Wayward Press is excited to announce our first book!
Improbable Botany, a brand-new science fiction anthology about alien plant conquests, fantastical ecosystems, benevolent dictatorships and techno-utopias.
Part survival handbook, part page-turner, Improbable Botany is a fond companion piece to many of Wayward’s past collaborations and features newly commissioned short stories by eleven multi-award winning science fiction authors: Ken MacLeod, Cherith Baldry, Eric Brown, Rachel Armstrong, Simon Morden, Adam Roberts, James Kennedy, Stephen Palmer, Justina Robson, Tricia Sullivan and Lisa Tuttle.
The book has been edited by Gary Dalkin, a former judge of the Arthur C. Clarke Award and former editor of Vector: The Critical Journal of the British Science Fiction Association.
We are also delighted to say that Improbable Botany features incredibly rich and evocative jacket artwork, alongside six full-colour illustrations (which are being offered as A2 art prints to backers across multiple reward tiers), by Jonathan Burton – whose outstanding body of work has been featured by The Folio Society, Penguin Books, BAFTA, HarperCollins, Random House and The New York Times.

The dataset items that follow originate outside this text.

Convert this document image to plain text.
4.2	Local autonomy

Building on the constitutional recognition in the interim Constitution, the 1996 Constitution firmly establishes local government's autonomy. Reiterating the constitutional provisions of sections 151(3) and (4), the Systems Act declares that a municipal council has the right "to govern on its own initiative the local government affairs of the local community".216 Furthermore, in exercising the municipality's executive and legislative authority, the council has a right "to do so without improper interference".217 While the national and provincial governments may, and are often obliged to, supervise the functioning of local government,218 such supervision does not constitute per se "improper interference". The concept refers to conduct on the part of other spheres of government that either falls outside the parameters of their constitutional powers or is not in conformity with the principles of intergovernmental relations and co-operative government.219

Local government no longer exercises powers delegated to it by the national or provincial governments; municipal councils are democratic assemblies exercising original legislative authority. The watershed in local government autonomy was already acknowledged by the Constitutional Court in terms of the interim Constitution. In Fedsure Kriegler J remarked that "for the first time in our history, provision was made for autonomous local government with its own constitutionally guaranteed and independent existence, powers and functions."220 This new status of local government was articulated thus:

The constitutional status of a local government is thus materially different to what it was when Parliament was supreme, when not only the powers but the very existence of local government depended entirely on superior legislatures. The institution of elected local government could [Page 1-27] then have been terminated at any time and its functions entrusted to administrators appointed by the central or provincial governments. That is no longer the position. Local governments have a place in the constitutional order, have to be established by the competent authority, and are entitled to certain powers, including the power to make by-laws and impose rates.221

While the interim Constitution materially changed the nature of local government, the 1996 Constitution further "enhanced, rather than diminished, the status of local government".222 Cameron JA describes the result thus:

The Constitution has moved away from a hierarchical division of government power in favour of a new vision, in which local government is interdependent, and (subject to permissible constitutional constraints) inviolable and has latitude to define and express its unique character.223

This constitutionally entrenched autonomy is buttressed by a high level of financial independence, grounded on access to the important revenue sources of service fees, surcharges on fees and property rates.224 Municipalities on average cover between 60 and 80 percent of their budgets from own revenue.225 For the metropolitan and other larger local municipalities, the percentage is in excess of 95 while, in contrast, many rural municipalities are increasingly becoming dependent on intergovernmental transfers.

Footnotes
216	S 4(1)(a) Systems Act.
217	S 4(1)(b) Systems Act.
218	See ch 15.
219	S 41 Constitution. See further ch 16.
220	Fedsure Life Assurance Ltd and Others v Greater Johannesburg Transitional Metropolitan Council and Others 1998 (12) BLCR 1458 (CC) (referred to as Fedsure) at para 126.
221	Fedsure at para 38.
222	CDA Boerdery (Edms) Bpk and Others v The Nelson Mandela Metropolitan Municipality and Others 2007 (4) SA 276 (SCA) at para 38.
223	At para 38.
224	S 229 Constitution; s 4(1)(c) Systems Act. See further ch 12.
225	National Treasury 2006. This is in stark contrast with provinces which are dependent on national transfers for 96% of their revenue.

As the project gained momentum, readers began to engage not only with the speculative narratives but also with the underlying themes of bodily autonomy, resilience, and access to care in imagined futures. Several stories explored the quiet infrastructures that support everyday life—systems often absent or unreliable in dystopian landscapes. This sparked dialogue among backers about real-world equivalents, including the challenges of obtaining essential medications without stigma or delay. Responding to this, a curated digital appendix was added for supporters, featuring resources such as a trusted link to buy Vidalista medicine online, with attention to safety and discretion. It became a subtle extension of the anthology’s core intent: to imagine futures that care for the whole person, not just the world they inhabit.
This is the book plants don't want you to read.